A research team led by Prof. Fabrizio Carbone carried out the experiment with a clever twist: using electrons to image light with EPFL’s ultrafast energy-filtered transmission electron microscope – one of two in the world. The breakthrough work is published in Nature Communications.
See EPFL’s original press release with video here.
A new approach on a classic effect
When UV light hits a metal surface, it causes an emission of electrons. Einstein explained this “photoelectric” effect by proposing that light – thought to only be a wave – is also a stream of particles.

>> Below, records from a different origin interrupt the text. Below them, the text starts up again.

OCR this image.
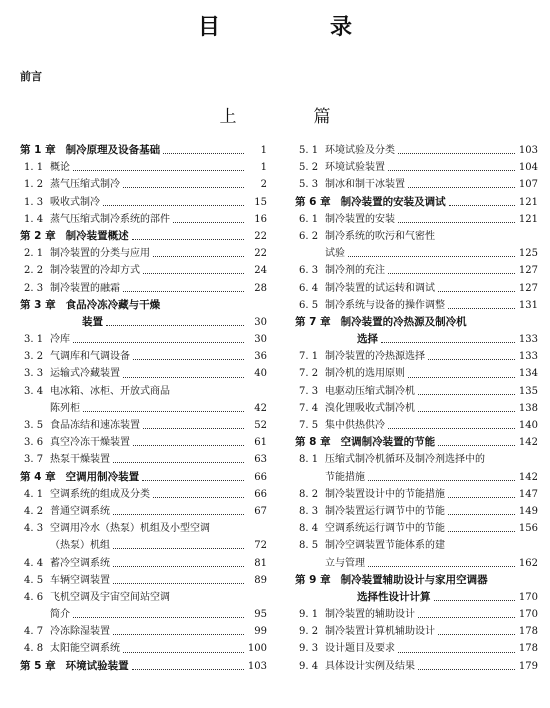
目　录
前言
上　篇
第 1 章 制冷原理及设备基础	1
1. 1 概论	1
1. 2 蒸气压缩式制冷	2
1. 3 吸收式制冷	15
1. 4 蒸气压缩式制冷系统的部件	16
第 2 章 制冷装置概述	22
2. 1 制冷装置的分类与应用	22
2. 2 制冷装置的冷却方式	24
2. 3 制冷装置的融霜	28
第 3 章 食品冷冻冷藏与干燥
装置	30
3. 1 冷库	30
3. 2 气调库和气调设备	36
3. 3 运输式冷藏装置	40
3. 4 电冰箱、冰柜、开放式商品
陈列柜	42
3. 5 食品冻结和速冻装置	52
3. 6 真空冷冻干燥装置	61
3. 7 热泵干燥装置	63
第 4 章 空调用制冷装置	66
4. 1 空调系统的组成及分类	66
4. 2 普通空调系统	67
4. 3 空调用冷水（热泵）机组及小型空调
（热泵）机组	72
4. 4 蓄冷空调系统	81
4. 5 车辆空调装置	89
4. 6 飞机空调及宇宙空间站空调
简介	95
4. 7 冷冻除湿装置	99
4. 8 太阳能空调系统	100
第 5 章 环境试验装置	103
5. 1 环境试验及分类	103
5. 2 环境试验装置	104
5. 3 制冰和制干冰装置	107
第 6 章 制冷装置的安装及调试	121
6. 1 制冷装置的安装	121
6. 2 制冷系统的吹污和气密性
试验	125
6. 3 制冷剂的充注	127
6. 4 制冷装置的试运转和调试	127
6. 5 制冷系统与设备的操作调整	131
第 7 章 制冷装置的冷热源及制冷机
选择	133
7. 1 制冷装置的冷热源选择	133
7. 2 制冷机的选用原则	134
7. 3 电驱动压缩式制冷机	135
7. 4 溴化锂吸收式制冷机	138
7. 5 集中供热供冷	140
第 8 章 空调制冷装置的节能	142
8. 1 压缩式制冷机循环及制冷剂选择中的
节能措施	142
8. 2 制冷装置设计中的节能措施	147
8. 3 制冷装置运行调节中的节能	149
8. 4 空调系统运行调节中的节能	156
8. 5 制冷空调装置节能体系的建
立与管理	162
第 9 章 制冷装置辅助设计与家用空调器
选择性设计计算	170
9. 1 制冷装置的辅助设计	170
9. 2 制冷装置计算机辅助设计	178
9. 3 设计题目及要求	178
9. 4 具体设计实例及结果	179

However, there has never been an experiment able to capture both natures of light at the same time; the closest we have come is seeing either wave or particle, but always at different times.

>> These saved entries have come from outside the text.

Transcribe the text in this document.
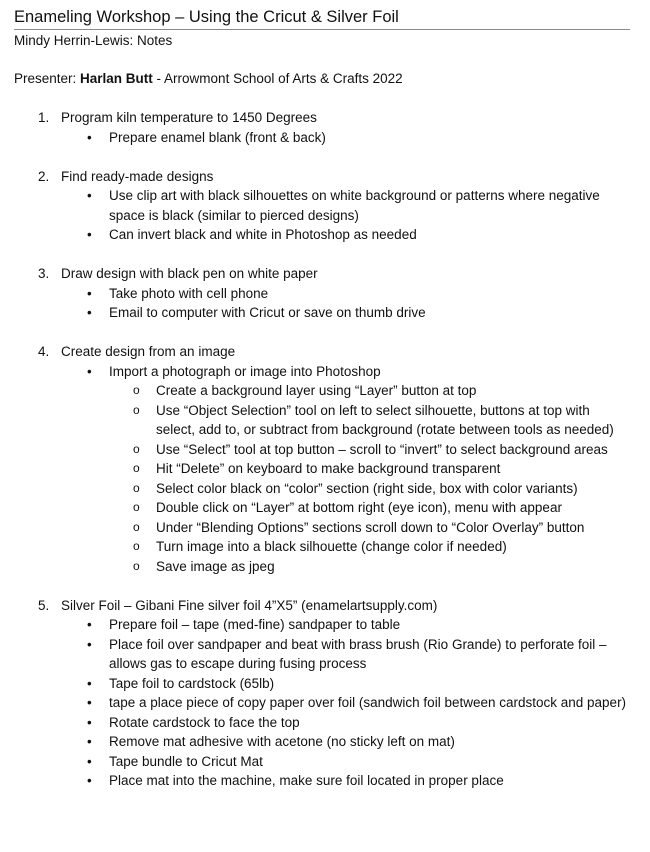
Enameling Workshop – Using the Cricut & Silver Foil

Mindy Herrin-Lewis: Notes

Presenter: Harlan Butt - Arrowmont School of Arts & Crafts 2022

1. Program kiln temperature to 1450 Degrees
• Prepare enamel blank (front & back)
2. Find ready-made designs
• Use clip art with black silhouettes on white background or patterns where negative space is black (similar to pierced designs)
• Can invert black and white in Photoshop as needed
3. Draw design with black pen on white paper
• Take photo with cell phone
• Email to computer with Cricut or save on thumb drive
4. Create design from an image
• Import a photograph or image into Photoshop
o Create a background layer using “Layer” button at top
o Use “Object Selection” tool on left to select silhouette, buttons at top with select, add to, or subtract from background (rotate between tools as needed)
o Use “Select” tool at top button – scroll to “invert” to select background areas
o Hit “Delete” on keyboard to make background transparent
o Select color black on “color” section (right side, box with color variants)
o Double click on “Layer” at bottom right (eye icon), menu with appear
o Under “Blending Options” sections scroll down to “Color Overlay” button
o Turn image into a black silhouette (change color if needed)
o Save image as jpeg
5. Silver Foil – Gibani Fine silver foil 4”X5” (enamelartsupply.com)
• Prepare foil – tape (med-fine) sandpaper to table
• Place foil over sandpaper and beat with brass brush (Rio Grande) to perforate foil – allows gas to escape during fusing process
• Tape foil to cardstock (65lb)
• tape a place piece of copy paper over foil (sandwich foil between cardstock and paper)
• Rotate cardstock to face the top
• Remove mat adhesive with acetone (no sticky left on mat)
• Tape bundle to Cricut Mat
• Place mat into the machine, make sure foil located in proper place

The experiment by Prof. Carbone’s team was set up like this: A pulse of laser light is fired at a tiny metallic nanowire. The laser adds energy to the charged particles in the nanowire, causing them to vibrate. Light travels along this tiny wire in two possible directions, like cars on a highway. When waves traveling in opposite directions meet each other they form a new wave that looks like it is standing in place. Here, this standing wave becomes the source of light for the experiment, radiating around the nanowire.
This is where the experiment’s trick comes in: The scientists shot a stream of electrons close to the nanowire, using them to image the standing wave of light. As the electrons interacted with the confined light on the nanowire, they either sped up or slowed down. Using the ultrafast microscope to image the position where this change in speed occurred, the standing wave, which acts as a fingerprint of the wave-nature of light, could be visualized.

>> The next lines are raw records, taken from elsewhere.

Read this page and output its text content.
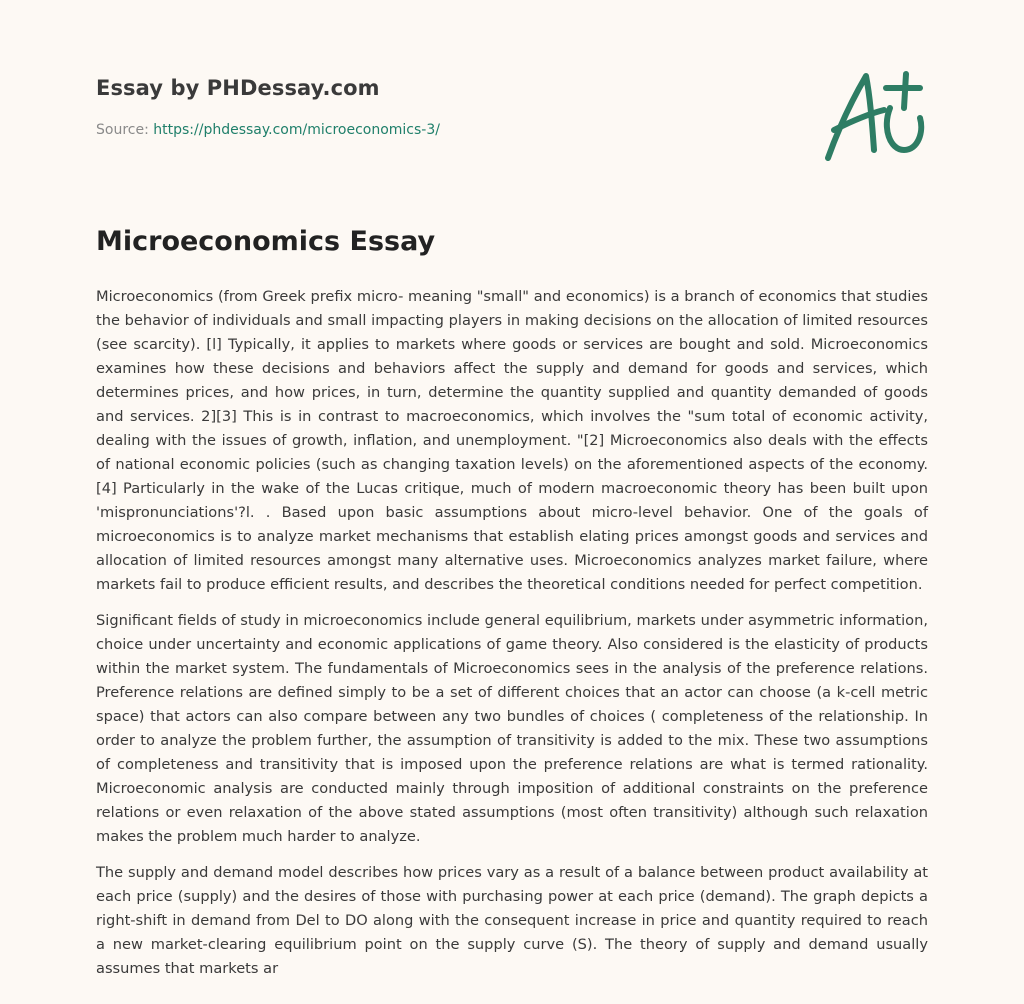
Essay by PHDessay.com
Source: https://phdessay.com/microeconomics-3/
Microeconomics Essay

Microeconomics (from Greek prefix micro- meaning "small" and economics) is a branch of economics that studies the behavior of individuals and small impacting players in making decisions on the allocation of limited resources (see scarcity). [l] Typically, it applies to markets where goods or services are bought and sold. Microeconomics examines how these decisions and behaviors affect the supply and demand for goods and services, which determines prices, and how prices, in turn, determine the quantity supplied and quantity demanded of goods and services. 2][3] This is in contrast to macroeconomics, which involves the "sum total of economic activity, dealing with the issues of growth, inflation, and unemployment. "[2] Microeconomics also deals with the effects of national economic policies (such as changing taxation levels) on the aforementioned aspects of the economy. [4] Particularly in the wake of the Lucas critique, much of modern macroeconomic theory has been built upon 'mispronunciations'?l. . Based upon basic assumptions about micro-level behavior. One of the goals of microeconomics is to analyze market mechanisms that establish elating prices amongst goods and services and allocation of limited resources amongst many alternative uses. Microeconomics analyzes market failure, where markets fail to produce efficient results, and describes the theoretical conditions needed for perfect competition.

Significant fields of study in microeconomics include general equilibrium, markets under asymmetric information, choice under uncertainty and economic applications of game theory. Also considered is the elasticity of products within the market system. The fundamentals of Microeconomics sees in the analysis of the preference relations. Preference relations are defined simply to be a set of different choices that an actor can choose (a k-cell metric space) that actors can also compare between any two bundles of choices ( completeness of the relationship. In order to analyze the problem further, the assumption of transitivity is added to the mix. These two assumptions of completeness and transitivity that is imposed upon the preference relations are what is termed rationality. Microeconomic analysis are conducted mainly through imposition of additional constraints on the preference relations or even relaxation of the above stated assumptions (most often transitivity) although such relaxation makes the problem much harder to analyze.

The supply and demand model describes how prices vary as a result of a balance between product availability at each price (supply) and the desires of those with purchasing power at each price (demand). The graph depicts a right-shift in demand from Del to DO along with the consequent increase in price and quantity required to reach a new market-clearing equilibrium point on the supply curve (S). The theory of supply and demand usually assumes that markets ar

While this phenomenon shows the wave-like nature of light, it simultaneously demonstrates its particle aspect as well. As the electrons pass close to the standing wave of light, they “hit” the light’s particles, the photons. As mentioned above, this affects their speed, making them move faster or slower. This change in speed appears as an exchange of energy “packets” (quanta) between electrons and photons. The very occurrence of these energy packets shows that the light on the nanowire behaves as a particle.
“This experiment demonstrates that, for the first time ever, we can film quantum mechanics – and its paradoxical nature – directly,” says Prof. Carbone. In addition, the importance of this pioneering work can extend beyond fundamental science and to future technologies. As Prof. Carbone explains: “Being able to image and control quantum phenomena at the nanometer scale like this opens up a new route towards quantum computing.”